12 août 2016

Y a-t-il un anesthésiste dans la salle ?

C'était vendredi dernier le 5 août que j'avais mon traitement de radiofréquence à l'hôpital Hôtel-Dieu de Québec. Sachant depuis le 21 juin dernier que j'avais toujours 3 lésions hépatiques au foie, j'attendais donc cette date avec impatience. 
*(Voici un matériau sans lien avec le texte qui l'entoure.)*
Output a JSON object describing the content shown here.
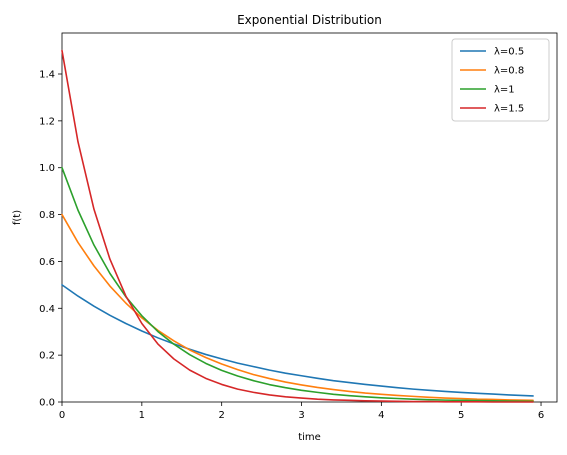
{
  "chart_data": {
    "type": "line",
    "title": "Exponential Distribution",
    "xlabel": "time",
    "ylabel": "f(t)",
    "xlim": [
      0,
      6.2
    ],
    "ylim": [
      0,
      1.575
    ],
    "x_ticks": [
      "0",
      "1",
      "2",
      "3",
      "4",
      "5",
      "6"
    ],
    "y_ticks": [
      "0.0",
      "0.2",
      "0.4",
      "0.6",
      "0.8",
      "1.0",
      "1.2",
      "1.4"
    ],
    "grid": false,
    "legend_position": "top-right",
    "x": [
      0,
      0.2,
      0.4,
      0.6,
      0.8,
      1.0,
      1.2,
      1.4,
      1.6,
      1.8,
      2.0,
      2.2,
      2.4,
      2.6,
      2.8,
      3.0,
      3.2,
      3.4,
      3.6,
      3.8,
      4.0,
      4.2,
      4.4,
      4.6,
      4.8,
      5.0,
      5.2,
      5.4,
      5.6,
      5.9
    ],
    "series": [
      {
        "name": "λ=0.5",
        "color": "#1f77b4",
        "values": [
          0.5,
          0.452,
          0.409,
          0.37,
          0.335,
          0.303,
          0.274,
          0.248,
          0.225,
          0.203,
          0.184,
          0.166,
          0.151,
          0.136,
          0.123,
          0.112,
          0.101,
          0.091,
          0.083,
          0.075,
          0.068,
          0.061,
          0.055,
          0.05,
          0.045,
          0.041,
          0.037,
          0.034,
          0.03,
          0.026
        ]
      },
      {
        "name": "λ=0.8",
        "color": "#ff7f0e",
        "values": [
          0.8,
          0.681,
          0.581,
          0.495,
          0.422,
          0.359,
          0.306,
          0.261,
          0.222,
          0.19,
          0.162,
          0.138,
          0.117,
          0.1,
          0.085,
          0.073,
          0.062,
          0.053,
          0.045,
          0.038,
          0.033,
          0.028,
          0.024,
          0.02,
          0.017,
          0.015,
          0.012,
          0.011,
          0.009,
          0.007
        ]
      },
      {
        "name": "λ=1",
        "color": "#2ca02c",
        "values": [
          1.0,
          0.819,
          0.67,
          0.549,
          0.449,
          0.368,
          0.301,
          0.247,
          0.202,
          0.165,
          0.135,
          0.111,
          0.091,
          0.074,
          0.061,
          0.05,
          0.041,
          0.033,
          0.027,
          0.022,
          0.018,
          0.015,
          0.012,
          0.01,
          0.008,
          0.007,
          0.006,
          0.005,
          0.004,
          0.003
        ]
      },
      {
        "name": "λ=1.5",
        "color": "#d62728",
        "values": [
          1.5,
          1.111,
          0.823,
          0.61,
          0.452,
          0.335,
          0.248,
          0.184,
          0.136,
          0.101,
          0.075,
          0.055,
          0.041,
          0.03,
          0.022,
          0.017,
          0.012,
          0.009,
          0.007,
          0.005,
          0.004,
          0.003,
          0.002,
          0.002,
          0.001,
          0.001,
          0.001,
          0.0,
          0.0,
          0.0
        ]
      }
    ]
  }
}
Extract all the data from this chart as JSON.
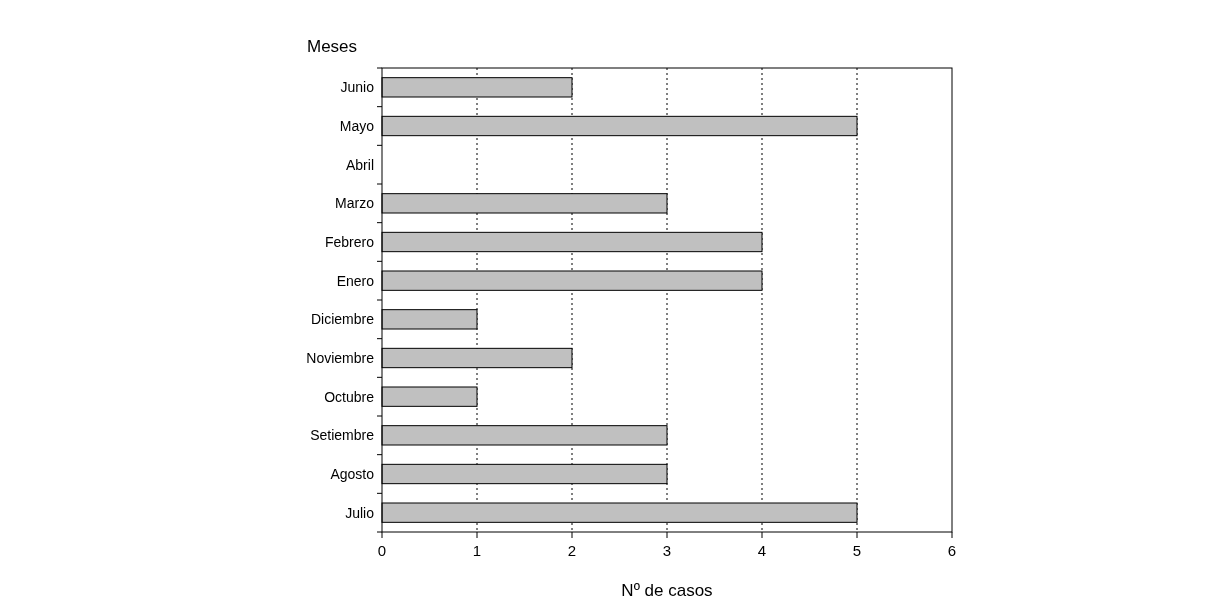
{
  "chart_data": {
    "type": "bar",
    "orientation": "horizontal",
    "ylabel": "Meses",
    "xlabel": "Nº de casos",
    "categories": [
      "Junio",
      "Mayo",
      "Abril",
      "Marzo",
      "Febrero",
      "Enero",
      "Diciembre",
      "Noviembre",
      "Octubre",
      "Setiembre",
      "Agosto",
      "Julio"
    ],
    "values": [
      2,
      5,
      0,
      3,
      4,
      4,
      1,
      2,
      1,
      3,
      3,
      5
    ],
    "color": "#c0c0c0",
    "xlim": [
      0,
      6
    ],
    "xticks": [
      0,
      1,
      2,
      3,
      4,
      5,
      6
    ],
    "grid": "x"
  }
}
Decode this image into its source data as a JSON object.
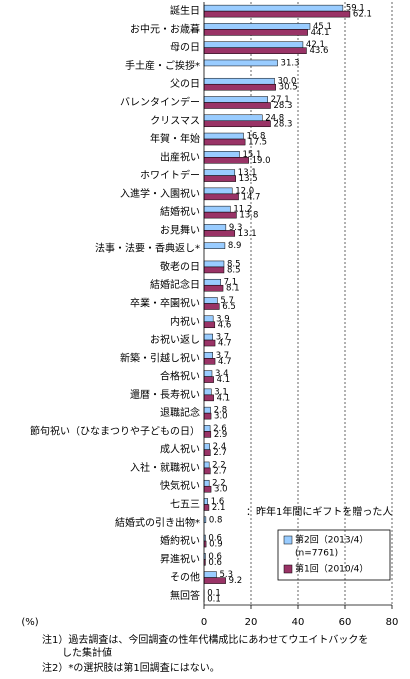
{
  "chart_data": {
    "type": "hbar",
    "categories": [
      "誕生日",
      "お中元・お歳暮",
      "母の日",
      "手土産・ご挨拶*",
      "父の日",
      "バレンタインデー",
      "クリスマス",
      "年賀・年始",
      "出産祝い",
      "ホワイトデー",
      "入進学・入園祝い",
      "結婚祝い",
      "お見舞い",
      "法事・法要・香典返し*",
      "敬老の日",
      "結婚記念日",
      "卒業・卒園祝い",
      "内祝い",
      "お祝い返し",
      "新築・引越し祝い",
      "合格祝い",
      "還暦・長寿祝い",
      "退職記念",
      "節句祝い（ひなまつりや子どもの日）",
      "成人祝い",
      "入社・就職祝い",
      "快気祝い",
      "七五三",
      "結婚式の引き出物*",
      "婚約祝い",
      "昇進祝い",
      "その他",
      "無回答"
    ],
    "series": [
      {
        "name": "第2回（2013/4）",
        "subname": "(n=7761)",
        "color": "#99ccff",
        "values": [
          59.1,
          45.1,
          42.1,
          31.3,
          30.0,
          27.1,
          24.8,
          16.8,
          15.1,
          13.1,
          12.0,
          11.2,
          9.3,
          8.9,
          8.5,
          7.1,
          5.7,
          3.9,
          3.7,
          3.7,
          3.4,
          3.1,
          2.8,
          2.6,
          2.4,
          2.2,
          2.2,
          1.6,
          0.8,
          0.6,
          0.6,
          5.3,
          0.1
        ],
        "value_labels": [
          "59.1",
          "45.1",
          "42.1",
          "31.3",
          "30.0",
          "27.1",
          "24.8",
          "16.8",
          "15.1",
          "13.1",
          "12.0",
          "11.2",
          "9.3",
          "8.9",
          "8.5",
          "7.1",
          "5.7",
          "3.9",
          "3.7",
          "3.7",
          "3.4",
          "3.1",
          "2.8",
          "2.6",
          "2.4",
          "2.2",
          "2.2",
          "1.6",
          "0.8",
          "0.6",
          "0.6",
          "5.3",
          "0.1"
        ]
      },
      {
        "name": "第1回（2010/4）",
        "color": "#993366",
        "values": [
          62.1,
          44.1,
          43.6,
          null,
          30.5,
          28.3,
          28.3,
          17.5,
          19.0,
          13.5,
          14.7,
          13.8,
          13.1,
          null,
          8.5,
          8.1,
          6.5,
          4.6,
          4.7,
          4.7,
          4.1,
          4.1,
          3.0,
          2.9,
          2.7,
          2.7,
          3.0,
          2.1,
          null,
          0.9,
          0.6,
          9.2,
          0.1
        ],
        "value_labels": [
          "62.1",
          "44.1",
          "43.6",
          null,
          "30.5",
          "28.3",
          "28.3",
          "17.5",
          "19.0",
          "13.5",
          "14.7",
          "13.8",
          "13.1",
          null,
          "8.5",
          "8.1",
          "6.5",
          "4.6",
          "4.7",
          "4.7",
          "4.1",
          "4.1",
          "3.0",
          "2.9",
          "2.7",
          "2.7",
          "3.0",
          "2.1",
          null,
          "0.9",
          "0.6",
          "9.2",
          "0.1"
        ]
      }
    ],
    "xlim": [
      0,
      80
    ],
    "xticks": [
      0,
      20,
      40,
      60,
      80
    ],
    "xlabel": "(%)",
    "grid": true,
    "annotation": "：昨年1年間にギフトを贈った人",
    "notes": [
      "注1）過去調査は、今回調査の性年代構成比にあわせてウエイトバックを",
      "した集計値",
      "注2）*の選択肢は第1回調査にはない。"
    ]
  }
}
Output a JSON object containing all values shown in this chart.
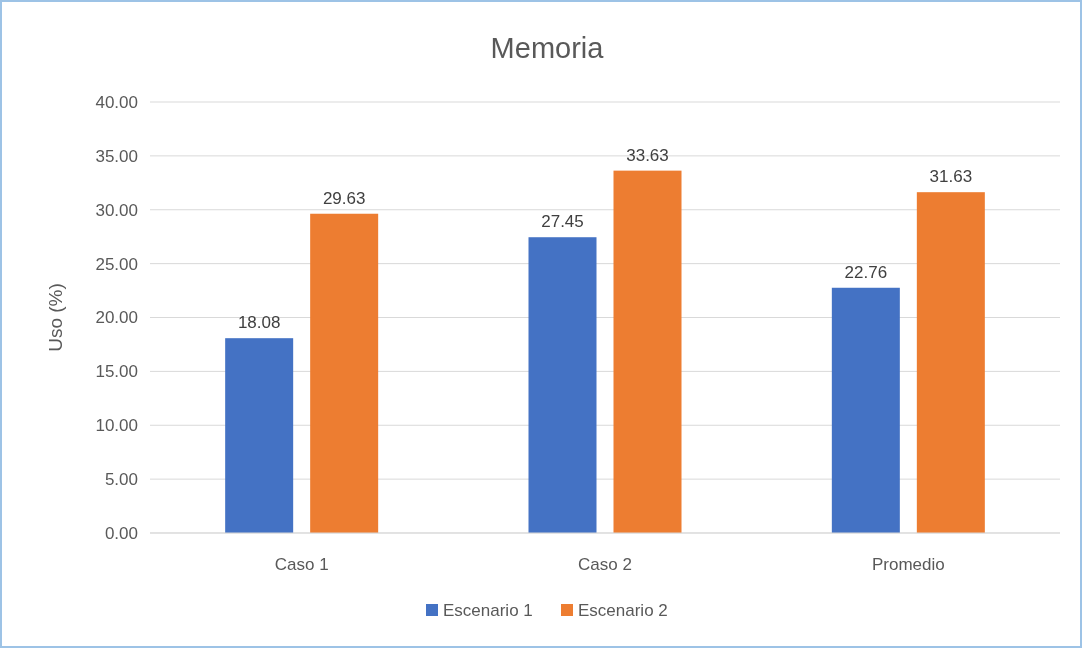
{
  "chart_data": {
    "type": "bar",
    "title": "Memoria",
    "ylabel": "Uso (%)",
    "categories": [
      "Caso 1",
      "Caso 2",
      "Promedio"
    ],
    "series": [
      {
        "name": "Escenario 1",
        "color": "#4472c4",
        "values": [
          18.08,
          27.45,
          22.76
        ]
      },
      {
        "name": "Escenario 2",
        "color": "#ed7d31",
        "values": [
          29.63,
          33.63,
          31.63
        ]
      }
    ],
    "ylim": [
      0,
      40
    ],
    "yticks": [
      {
        "value": 0,
        "label": "0.00"
      },
      {
        "value": 5,
        "label": "5.00"
      },
      {
        "value": 10,
        "label": "10.00"
      },
      {
        "value": 15,
        "label": "15.00"
      },
      {
        "value": 20,
        "label": "20.00"
      },
      {
        "value": 25,
        "label": "25.00"
      },
      {
        "value": 30,
        "label": "30.00"
      },
      {
        "value": 35,
        "label": "35.00"
      },
      {
        "value": 40,
        "label": "40.00"
      }
    ],
    "grid": "y",
    "legend": "bottom",
    "data_labels": true
  }
}
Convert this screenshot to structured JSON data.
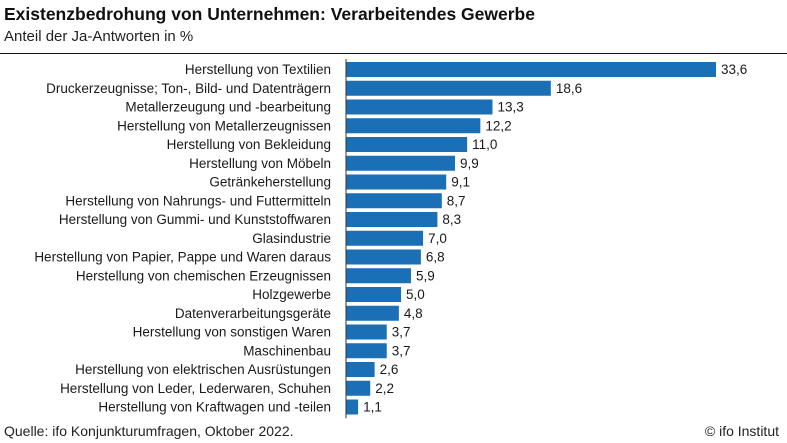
{
  "header": {
    "title": "Existenzbedrohung von Unternehmen: Verarbeitendes Gewerbe",
    "subtitle": "Anteil der Ja-Antworten in %"
  },
  "footer": {
    "source": "Quelle: ifo Konjunkturumfragen, Oktober 2022.",
    "brand": "© ifo Institut"
  },
  "colors": {
    "bar": "#1a6fb5",
    "axis": "#333333"
  },
  "chart_data": {
    "type": "bar",
    "orientation": "horizontal",
    "title": "Existenzbedrohung von Unternehmen: Verarbeitendes Gewerbe",
    "subtitle": "Anteil der Ja-Antworten in %",
    "categories": [
      "Herstellung von Textilien",
      "Druckerzeugnisse; Ton-, Bild- und Datenträgern",
      "Metallerzeugung und -bearbeitung",
      "Herstellung von Metallerzeugnissen",
      "Herstellung von Bekleidung",
      "Herstellung von Möbeln",
      "Getränkeherstellung",
      "Herstellung von Nahrungs- und Futtermitteln",
      "Herstellung von Gummi- und Kunststoffwaren",
      "Glasindustrie",
      "Herstellung von Papier, Pappe und Waren daraus",
      "Herstellung von chemischen Erzeugnissen",
      "Holzgewerbe",
      "Datenverarbeitungsgeräte",
      "Herstellung von sonstigen Waren",
      "Maschinenbau",
      "Herstellung von elektrischen Ausrüstungen",
      "Herstellung von Leder, Lederwaren, Schuhen",
      "Herstellung von Kraftwagen und -teilen"
    ],
    "values": [
      33.6,
      18.6,
      13.3,
      12.2,
      11.0,
      9.9,
      9.1,
      8.7,
      8.3,
      7.0,
      6.8,
      5.9,
      5.0,
      4.8,
      3.7,
      3.7,
      2.6,
      2.2,
      1.1
    ],
    "value_labels": [
      "33,6",
      "18,6",
      "13,3",
      "12,2",
      "11,0",
      "9,9",
      "9,1",
      "8,7",
      "8,3",
      "7,0",
      "6,8",
      "5,9",
      "5,0",
      "4,8",
      "3,7",
      "3,7",
      "2,6",
      "2,2",
      "1,1"
    ],
    "xlim": [
      0,
      33.6
    ],
    "grid": false,
    "legend": "none"
  }
}
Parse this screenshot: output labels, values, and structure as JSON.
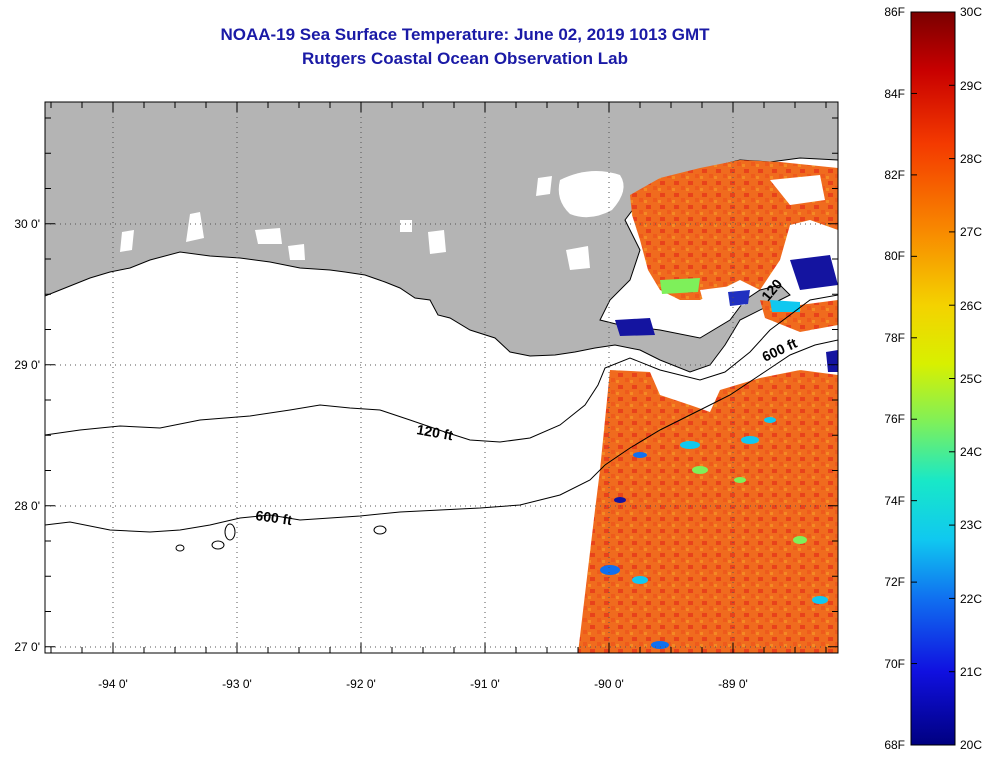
{
  "title": "NOAA-19 Sea Surface Temperature:  June 02, 2019 1013 GMT",
  "subtitle": "Rutgers Coastal Ocean Observation Lab",
  "axes": {
    "x_ticks": [
      "-94 0'",
      "-93 0'",
      "-92 0'",
      "-91 0'",
      "-90 0'",
      "-89 0'"
    ],
    "y_ticks": [
      "30 0'",
      "29 0'",
      "28 0'",
      "27 0'"
    ]
  },
  "contours": {
    "c120_label": "120 ft",
    "c600_label": "600 ft",
    "c120_label_east": "120",
    "c600_label_east": "600 ft"
  },
  "colorbar": {
    "f_labels": [
      "86F",
      "84F",
      "82F",
      "80F",
      "78F",
      "76F",
      "74F",
      "72F",
      "70F",
      "68F"
    ],
    "c_labels": [
      "30C",
      "29C",
      "28C",
      "27C",
      "26C",
      "25C",
      "24C",
      "23C",
      "22C",
      "21C",
      "20C"
    ]
  },
  "colors": {
    "land": "#b4b4b4",
    "title": "#1a1aa6",
    "sst_warm": "#f26a1c",
    "sst_hot": "#e2341a",
    "cold_patch": "#1414a0"
  }
}
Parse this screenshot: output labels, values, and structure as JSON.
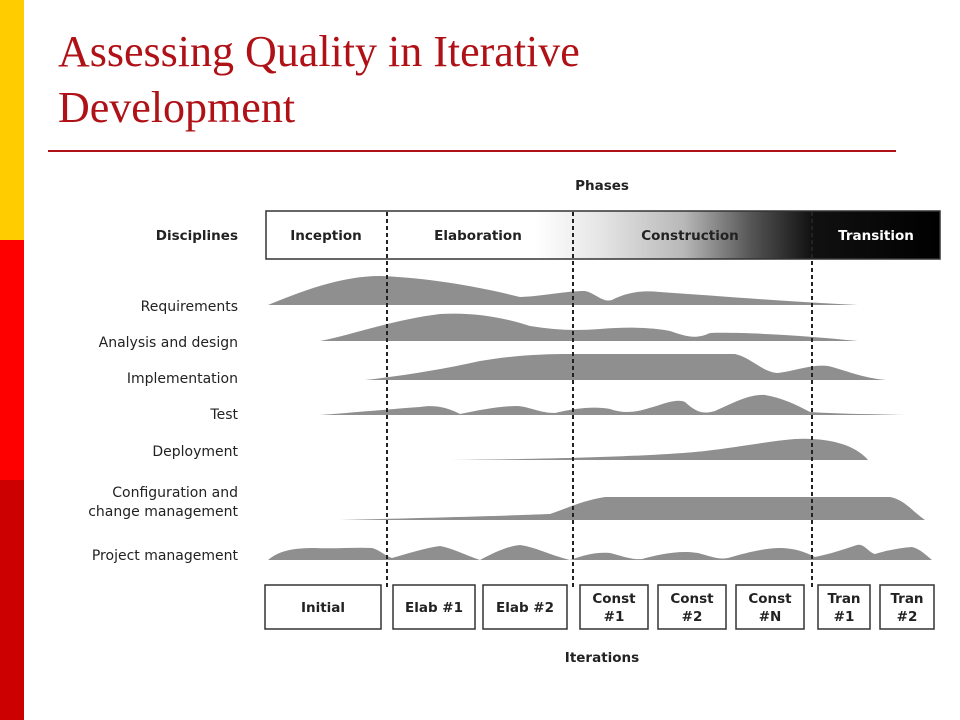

Je me suis préparé pour ce traitement un peu comme si je m'étais préparé pour une compétition de triathlon. En effet, dans les 6 semaines précédant le traitement, j'ai réussi à retrouver un bon volume d'entraînement de natation, de vélo et de course et donc par le fait même une bonne condition physique. Dans les jours qui ont précédé le traitement, j'ai pris ça «easy» comme je l'aurais fait avant une compétition afin d'être en forme et reposé.

Je crois beaucoup en une bonne forme physique dans mon combat quotidien contre la maladie. Je suis persuadé que cela m'aide à augmenter mes chances de guérison et aussi à mieux encaisser tout ce que mon corps doit encaisser. Bien sûr cela aide aussi à garder un bon moral à travers tout ça. 

Parlant de mieux encaisser ce que mon corps doit encaisser, je n'avais aucune idée de ce qui m'attendait à ce niveau. En effet, après avoir dégusté un savoureux souper avec une bonne bouteille de vin la veille du traitement, il fallait que je sois à l'hôpital à 7h45 le lendemain matin. Après m'être changé, et avoir complété les préparatifs (installation du cathéter et les prises de sang), je me suis dirigé vers la salle d'opération où j'étais attendu par l'équipe du Dr Côté (le radiologiste-interventionniste qui allait faire l'intervention). Celui-ci est venu me voir rapidement pour m'expliquer l'intervention comme suit : 

Dr Côté : Bonjour François. Nous allons procédé à un traitement de radiofréquence ce matin pour brûler tes trois lésions hépatiques au foie. Il s'agit d'un traitement très efficace. Une fois que tout sera en place, chaque brûlure sera d'une durée de 12 minutes. Pour ce genre de traitement, on procède par anesthésie générale environ la moitié du temps, mais étant donné qu'il n'y a pas d'anesthésiste ce matin, nous allons procédé par sédadif, mais tout devrait très bien se passer sans que tu ne souffres. 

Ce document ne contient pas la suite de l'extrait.